In this members-only China Center QuickNote, Managing Director David Hoffman examines and explains the structural factors constraining household consumption in China, and the challenges China faces in transitioning to a consumption-driven economy.
The key takeaways are:
* Elevating household consumption as a growth driver is incredibly difficult from a political-economy perspective.
* The interests of the elites driving China’s so-called “State-led market economy” model are essentially pitted against the interests of households.
* The State system has fine tuned ways of exploiting household wealth for the benefit of the bureaucratic elite; and household wealth basically pays for the inefficiency of the State system.
* Unless strong policies are introduced to rectify this situation, household wealth accumulation will become increasingly constrained, and consumption increasingly directed toward non-discretionary categories – healthcare, education, housing, etc.
* The relatively wealthy segment of China’s consumer market is sizeable and attractive, but it is a small portion of the national aggregate; and new entrants to the segment are likely to dwindle in the absence of substantive policy change.
* The conceivable policy changes that could correct this situation would – if enacted – be substantially positive for foreign players in the market.

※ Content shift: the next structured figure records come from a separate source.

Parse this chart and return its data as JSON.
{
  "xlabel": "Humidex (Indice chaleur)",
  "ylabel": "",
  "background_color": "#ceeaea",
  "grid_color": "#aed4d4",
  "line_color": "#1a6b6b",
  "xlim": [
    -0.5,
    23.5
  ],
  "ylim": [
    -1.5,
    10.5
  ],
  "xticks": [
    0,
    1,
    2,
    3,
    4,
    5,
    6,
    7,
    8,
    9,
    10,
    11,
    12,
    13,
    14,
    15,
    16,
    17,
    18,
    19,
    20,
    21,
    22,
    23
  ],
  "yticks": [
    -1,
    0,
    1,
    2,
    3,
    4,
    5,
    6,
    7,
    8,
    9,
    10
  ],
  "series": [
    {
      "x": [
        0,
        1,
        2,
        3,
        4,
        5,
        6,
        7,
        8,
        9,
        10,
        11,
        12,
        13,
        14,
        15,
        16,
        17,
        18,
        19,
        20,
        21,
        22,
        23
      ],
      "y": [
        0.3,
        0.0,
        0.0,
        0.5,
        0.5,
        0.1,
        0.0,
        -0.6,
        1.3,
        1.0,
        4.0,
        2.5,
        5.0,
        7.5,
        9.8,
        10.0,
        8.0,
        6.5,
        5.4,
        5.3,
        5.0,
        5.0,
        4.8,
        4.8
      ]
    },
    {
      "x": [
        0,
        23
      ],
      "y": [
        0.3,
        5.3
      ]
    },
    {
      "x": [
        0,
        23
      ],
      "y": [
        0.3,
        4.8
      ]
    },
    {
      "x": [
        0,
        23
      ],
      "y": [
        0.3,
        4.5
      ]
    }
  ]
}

* However, if China’s consumer market remains stymied by political-economy “drag”, and the promise diminishes that rapid growth will continue unabated and that China will ultimately become the largest consumer market in the world, then this issue may even factor into location selection for MNC manufacturing, and impact off-shoring/re-shoring considerations.
* MNCs need to carefully monitor policy dynamics and developments in the finance and real estate sectors because they bear huge influence on China’s consumer markets. Business planning assumptions must be appropriately calibrated with political-economy realities.